Median Finding
Problem: Given a set $S=\{a_1, \cdots, a_n\}$, find the median $a \in S$ such that half of the values in $S$ are greater than $a$ and the other half is less than $a$.
The median is less sensitive to outliers than the mean.
Finding the Median #
A naive solution #
One method of finding the median is simply sorting the list, then getting the middle element. This requires $n\log(n)$ comparisons (see 03 Sorting for more information).
A Divide and Conquer solution #
We can realize that all of the numbers above and below the median do not matter, so if we don’t have to sort them then we might be able to get a better runtime.
We can use divide and conquer to solve a harder problem (analogous to strong induction). This problem is selection: given a set of numbers $S$ and an index $k$, output the $k$th smallest element in $S$.
The main idea: Pick an $a \in S$ and split $S$ into three lists:
- $S_l$ for elements less than $a$
- $S_a$ for elements equal to $a$
- $S_r$ for elements greater than $a$
We can split $S$ into these three lists using linear time ($n$ number of comparisons).
Then:
- If $k \le |S_l|$, the element must be in $S_l$ so we can re-run the algorithm only on $S_l$.
- If $k > |S_l| + |S_a|$, then the element must be in $S_r$ so we can re-run the algorithm only on $S_r$.
- Otherwise, $k$ must be in $S_a$ so return $a$.
Runtime:
The runtime depends on which $a$ is selected.
Bad case: If $a$ is always the largest or smallest element, then the problem size only decreases by $1$ every iteration. This results in a runtime of $O(n) + O(n-1) + \cdots = O(n^2)$.
Good case: If $a$ always splits $S$ in half, then we get the recurrence relation $T(n) = 1 \cdot T(n/2) + O(n) = O(n)$.
The Problem: guaranteeing the good case requires finding the median!
The Solution: pick $a$ at random.
- Yes, this doesn’t guarantee a good case all the time… but what if we relax the notion of ‘good’ to make it probable?
- Suppose we say $a$ is ‘good’ if it’s between the 25th and 75th percentiles.

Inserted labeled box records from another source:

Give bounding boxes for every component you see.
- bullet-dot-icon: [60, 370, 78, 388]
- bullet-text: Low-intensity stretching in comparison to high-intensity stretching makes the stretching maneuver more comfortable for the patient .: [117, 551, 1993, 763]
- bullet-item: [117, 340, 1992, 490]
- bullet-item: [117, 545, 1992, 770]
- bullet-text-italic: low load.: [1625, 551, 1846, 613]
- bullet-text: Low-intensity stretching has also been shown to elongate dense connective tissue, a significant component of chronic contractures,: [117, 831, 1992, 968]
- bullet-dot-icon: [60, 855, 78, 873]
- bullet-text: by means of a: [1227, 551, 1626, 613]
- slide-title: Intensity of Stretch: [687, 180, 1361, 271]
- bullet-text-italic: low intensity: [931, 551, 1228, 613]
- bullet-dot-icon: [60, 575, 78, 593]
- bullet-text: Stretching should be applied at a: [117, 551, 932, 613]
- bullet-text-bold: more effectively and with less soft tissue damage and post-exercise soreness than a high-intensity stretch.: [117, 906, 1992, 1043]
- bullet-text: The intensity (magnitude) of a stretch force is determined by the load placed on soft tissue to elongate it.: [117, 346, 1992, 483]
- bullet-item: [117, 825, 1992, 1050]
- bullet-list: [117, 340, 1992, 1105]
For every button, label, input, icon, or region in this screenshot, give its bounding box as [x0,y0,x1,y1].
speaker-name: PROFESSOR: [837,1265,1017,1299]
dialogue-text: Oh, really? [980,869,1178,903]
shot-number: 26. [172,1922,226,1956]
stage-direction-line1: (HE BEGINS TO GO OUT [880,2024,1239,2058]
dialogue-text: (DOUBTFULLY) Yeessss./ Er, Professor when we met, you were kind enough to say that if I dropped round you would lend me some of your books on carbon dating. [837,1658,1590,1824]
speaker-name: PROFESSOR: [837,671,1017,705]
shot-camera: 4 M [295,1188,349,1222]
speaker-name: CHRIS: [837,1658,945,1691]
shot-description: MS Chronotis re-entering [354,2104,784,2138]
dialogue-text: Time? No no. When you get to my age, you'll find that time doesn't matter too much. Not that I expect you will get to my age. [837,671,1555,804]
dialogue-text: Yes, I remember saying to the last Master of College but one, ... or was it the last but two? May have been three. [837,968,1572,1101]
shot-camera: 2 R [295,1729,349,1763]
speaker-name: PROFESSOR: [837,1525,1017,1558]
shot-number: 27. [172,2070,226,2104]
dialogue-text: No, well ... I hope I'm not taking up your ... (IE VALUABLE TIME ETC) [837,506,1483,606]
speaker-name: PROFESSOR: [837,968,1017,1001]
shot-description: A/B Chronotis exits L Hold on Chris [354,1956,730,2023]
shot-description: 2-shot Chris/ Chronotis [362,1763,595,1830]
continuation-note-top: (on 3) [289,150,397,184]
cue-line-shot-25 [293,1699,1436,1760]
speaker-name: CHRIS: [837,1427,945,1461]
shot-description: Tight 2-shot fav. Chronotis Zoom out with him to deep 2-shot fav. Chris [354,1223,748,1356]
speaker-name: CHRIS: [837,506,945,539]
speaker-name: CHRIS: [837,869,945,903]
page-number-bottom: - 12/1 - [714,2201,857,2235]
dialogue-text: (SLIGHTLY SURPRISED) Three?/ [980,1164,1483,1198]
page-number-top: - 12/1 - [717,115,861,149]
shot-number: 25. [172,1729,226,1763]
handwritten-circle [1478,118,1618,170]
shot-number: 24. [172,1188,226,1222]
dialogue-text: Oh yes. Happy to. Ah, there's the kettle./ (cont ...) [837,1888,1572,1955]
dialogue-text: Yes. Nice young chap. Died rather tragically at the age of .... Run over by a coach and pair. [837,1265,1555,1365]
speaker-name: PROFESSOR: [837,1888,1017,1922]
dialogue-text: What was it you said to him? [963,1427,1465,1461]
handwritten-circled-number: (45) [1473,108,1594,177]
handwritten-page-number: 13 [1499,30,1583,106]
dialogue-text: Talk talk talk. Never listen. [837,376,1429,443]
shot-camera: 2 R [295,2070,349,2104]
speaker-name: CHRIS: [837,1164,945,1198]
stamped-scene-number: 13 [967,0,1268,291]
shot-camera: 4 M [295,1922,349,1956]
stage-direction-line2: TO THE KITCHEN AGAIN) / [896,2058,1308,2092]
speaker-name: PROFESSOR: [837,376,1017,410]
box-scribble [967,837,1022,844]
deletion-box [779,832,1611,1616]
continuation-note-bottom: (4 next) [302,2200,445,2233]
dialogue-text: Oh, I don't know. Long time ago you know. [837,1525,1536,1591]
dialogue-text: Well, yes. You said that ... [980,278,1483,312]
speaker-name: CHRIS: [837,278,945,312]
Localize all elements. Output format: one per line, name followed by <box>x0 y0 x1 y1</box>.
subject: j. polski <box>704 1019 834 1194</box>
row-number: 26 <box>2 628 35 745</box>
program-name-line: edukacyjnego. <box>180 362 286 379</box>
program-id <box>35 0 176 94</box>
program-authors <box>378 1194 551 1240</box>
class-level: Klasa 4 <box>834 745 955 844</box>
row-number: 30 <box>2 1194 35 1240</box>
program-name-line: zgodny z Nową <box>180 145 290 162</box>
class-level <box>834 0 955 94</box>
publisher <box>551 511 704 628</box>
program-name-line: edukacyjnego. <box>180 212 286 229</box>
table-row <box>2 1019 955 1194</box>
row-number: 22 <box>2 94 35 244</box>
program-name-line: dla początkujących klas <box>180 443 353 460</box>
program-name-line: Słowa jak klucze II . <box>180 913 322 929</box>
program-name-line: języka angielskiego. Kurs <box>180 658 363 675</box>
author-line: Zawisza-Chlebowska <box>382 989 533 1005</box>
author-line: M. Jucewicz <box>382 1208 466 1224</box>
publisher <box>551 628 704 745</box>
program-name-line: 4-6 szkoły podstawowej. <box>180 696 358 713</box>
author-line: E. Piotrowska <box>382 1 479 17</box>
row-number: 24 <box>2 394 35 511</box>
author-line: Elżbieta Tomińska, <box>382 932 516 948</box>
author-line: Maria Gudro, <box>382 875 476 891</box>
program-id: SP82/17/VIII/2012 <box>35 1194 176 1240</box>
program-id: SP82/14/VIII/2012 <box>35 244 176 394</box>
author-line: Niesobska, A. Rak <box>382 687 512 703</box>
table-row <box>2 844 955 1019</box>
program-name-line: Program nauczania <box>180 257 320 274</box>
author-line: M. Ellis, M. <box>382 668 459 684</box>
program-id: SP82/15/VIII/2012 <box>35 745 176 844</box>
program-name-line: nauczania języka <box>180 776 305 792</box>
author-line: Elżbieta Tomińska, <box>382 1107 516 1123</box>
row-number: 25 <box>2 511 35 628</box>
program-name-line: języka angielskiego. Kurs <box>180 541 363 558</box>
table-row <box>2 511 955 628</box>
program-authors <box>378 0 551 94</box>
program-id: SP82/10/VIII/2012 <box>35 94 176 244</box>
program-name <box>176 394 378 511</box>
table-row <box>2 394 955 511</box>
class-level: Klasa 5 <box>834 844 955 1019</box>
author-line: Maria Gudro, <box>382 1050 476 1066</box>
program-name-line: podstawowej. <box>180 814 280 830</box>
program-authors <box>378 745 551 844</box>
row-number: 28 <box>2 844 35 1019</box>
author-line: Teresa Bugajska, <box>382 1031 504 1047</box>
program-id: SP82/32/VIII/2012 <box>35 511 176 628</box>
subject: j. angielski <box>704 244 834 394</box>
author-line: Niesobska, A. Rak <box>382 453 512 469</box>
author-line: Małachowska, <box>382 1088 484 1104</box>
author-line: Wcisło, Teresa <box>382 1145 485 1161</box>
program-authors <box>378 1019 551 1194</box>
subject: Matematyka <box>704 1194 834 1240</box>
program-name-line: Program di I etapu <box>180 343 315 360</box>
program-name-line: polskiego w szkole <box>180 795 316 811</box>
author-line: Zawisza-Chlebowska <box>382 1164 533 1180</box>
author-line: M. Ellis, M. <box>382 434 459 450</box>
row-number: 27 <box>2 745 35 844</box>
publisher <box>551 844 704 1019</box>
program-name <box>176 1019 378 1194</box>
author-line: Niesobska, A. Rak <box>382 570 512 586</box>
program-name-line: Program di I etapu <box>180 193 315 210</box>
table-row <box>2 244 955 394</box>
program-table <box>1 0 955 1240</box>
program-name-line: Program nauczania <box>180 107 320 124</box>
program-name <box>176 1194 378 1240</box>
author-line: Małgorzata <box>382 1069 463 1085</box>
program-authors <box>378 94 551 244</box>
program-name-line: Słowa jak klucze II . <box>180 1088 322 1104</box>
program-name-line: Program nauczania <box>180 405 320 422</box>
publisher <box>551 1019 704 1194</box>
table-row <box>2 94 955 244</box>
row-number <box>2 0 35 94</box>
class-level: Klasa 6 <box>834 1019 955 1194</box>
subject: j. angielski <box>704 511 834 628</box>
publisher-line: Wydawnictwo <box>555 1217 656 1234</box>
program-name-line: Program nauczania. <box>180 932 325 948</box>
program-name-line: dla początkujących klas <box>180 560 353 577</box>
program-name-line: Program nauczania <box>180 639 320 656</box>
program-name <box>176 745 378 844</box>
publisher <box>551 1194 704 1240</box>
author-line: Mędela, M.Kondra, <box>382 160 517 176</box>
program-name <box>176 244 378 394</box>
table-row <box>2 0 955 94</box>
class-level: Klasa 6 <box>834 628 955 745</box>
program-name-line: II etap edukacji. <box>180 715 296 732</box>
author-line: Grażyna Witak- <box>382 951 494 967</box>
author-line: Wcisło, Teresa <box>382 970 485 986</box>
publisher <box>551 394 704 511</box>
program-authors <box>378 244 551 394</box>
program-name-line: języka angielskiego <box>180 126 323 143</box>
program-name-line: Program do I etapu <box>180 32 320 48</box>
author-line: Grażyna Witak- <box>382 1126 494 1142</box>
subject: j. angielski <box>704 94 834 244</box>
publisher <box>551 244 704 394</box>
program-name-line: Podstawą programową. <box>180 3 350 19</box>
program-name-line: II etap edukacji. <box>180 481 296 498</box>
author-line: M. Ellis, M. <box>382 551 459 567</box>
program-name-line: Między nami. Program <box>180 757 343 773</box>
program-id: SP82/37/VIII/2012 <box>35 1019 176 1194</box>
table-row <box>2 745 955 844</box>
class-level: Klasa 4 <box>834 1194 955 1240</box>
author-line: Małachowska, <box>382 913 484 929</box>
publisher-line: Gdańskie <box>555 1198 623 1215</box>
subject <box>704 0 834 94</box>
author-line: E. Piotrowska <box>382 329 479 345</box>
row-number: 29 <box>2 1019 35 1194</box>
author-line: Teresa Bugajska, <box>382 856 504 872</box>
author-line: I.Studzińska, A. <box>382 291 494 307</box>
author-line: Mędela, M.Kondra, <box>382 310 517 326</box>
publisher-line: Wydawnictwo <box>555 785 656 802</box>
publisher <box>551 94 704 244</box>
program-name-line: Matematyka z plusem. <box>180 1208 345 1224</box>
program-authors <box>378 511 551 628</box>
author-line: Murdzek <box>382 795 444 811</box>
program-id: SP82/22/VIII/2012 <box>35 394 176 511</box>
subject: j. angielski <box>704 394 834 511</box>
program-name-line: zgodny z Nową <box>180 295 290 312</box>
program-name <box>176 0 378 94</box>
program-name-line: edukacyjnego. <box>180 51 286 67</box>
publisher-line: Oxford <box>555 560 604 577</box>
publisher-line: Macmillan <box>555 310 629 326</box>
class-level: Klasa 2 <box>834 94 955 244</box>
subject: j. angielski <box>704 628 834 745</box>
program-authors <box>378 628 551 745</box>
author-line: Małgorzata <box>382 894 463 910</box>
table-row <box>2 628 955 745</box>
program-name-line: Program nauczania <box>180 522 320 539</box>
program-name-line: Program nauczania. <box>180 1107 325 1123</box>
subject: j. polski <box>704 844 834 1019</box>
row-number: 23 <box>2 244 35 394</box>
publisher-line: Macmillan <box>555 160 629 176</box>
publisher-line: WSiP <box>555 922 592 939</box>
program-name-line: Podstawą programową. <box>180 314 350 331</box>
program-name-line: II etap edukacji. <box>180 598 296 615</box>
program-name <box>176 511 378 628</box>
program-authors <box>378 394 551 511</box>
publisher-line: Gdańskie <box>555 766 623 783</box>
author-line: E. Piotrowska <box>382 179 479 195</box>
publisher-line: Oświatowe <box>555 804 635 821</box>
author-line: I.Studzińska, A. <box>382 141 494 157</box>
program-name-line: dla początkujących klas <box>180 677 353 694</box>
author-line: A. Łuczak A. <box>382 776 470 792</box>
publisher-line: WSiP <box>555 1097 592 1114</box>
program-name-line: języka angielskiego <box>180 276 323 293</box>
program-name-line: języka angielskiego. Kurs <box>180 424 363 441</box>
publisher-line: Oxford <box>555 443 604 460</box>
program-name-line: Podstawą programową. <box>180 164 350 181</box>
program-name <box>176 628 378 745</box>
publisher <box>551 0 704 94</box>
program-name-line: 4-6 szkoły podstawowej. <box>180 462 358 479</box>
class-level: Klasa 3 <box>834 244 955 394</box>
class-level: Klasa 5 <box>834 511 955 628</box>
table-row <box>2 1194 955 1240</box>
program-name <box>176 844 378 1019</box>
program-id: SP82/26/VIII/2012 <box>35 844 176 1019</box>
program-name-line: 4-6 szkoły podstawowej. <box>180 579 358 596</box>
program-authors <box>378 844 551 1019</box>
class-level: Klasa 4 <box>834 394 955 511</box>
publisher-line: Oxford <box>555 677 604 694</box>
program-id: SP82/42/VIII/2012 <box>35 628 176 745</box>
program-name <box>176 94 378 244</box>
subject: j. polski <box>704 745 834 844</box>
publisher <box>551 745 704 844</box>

This means that the size of $S$ is reduced to at least $\frac{3}{4}$ size per iteration.
- There is a 50% chance that $a$ is ‘good’, so the expectation of the number of attempts to get a good $a$ at random should be $2$.
- It takes $O(n)$ time to determine if $a$ is good (check against other elements in list), so finding $a$ takes an expected $2 \cdot O(n)$ time.
- Therefore, $\mathbb{E}T(n) \le \mathbb{E}T(\frac{3}{4} \cdot n) + 2 O(n)$ and thus by the Master Theorem, this is $O(n)$.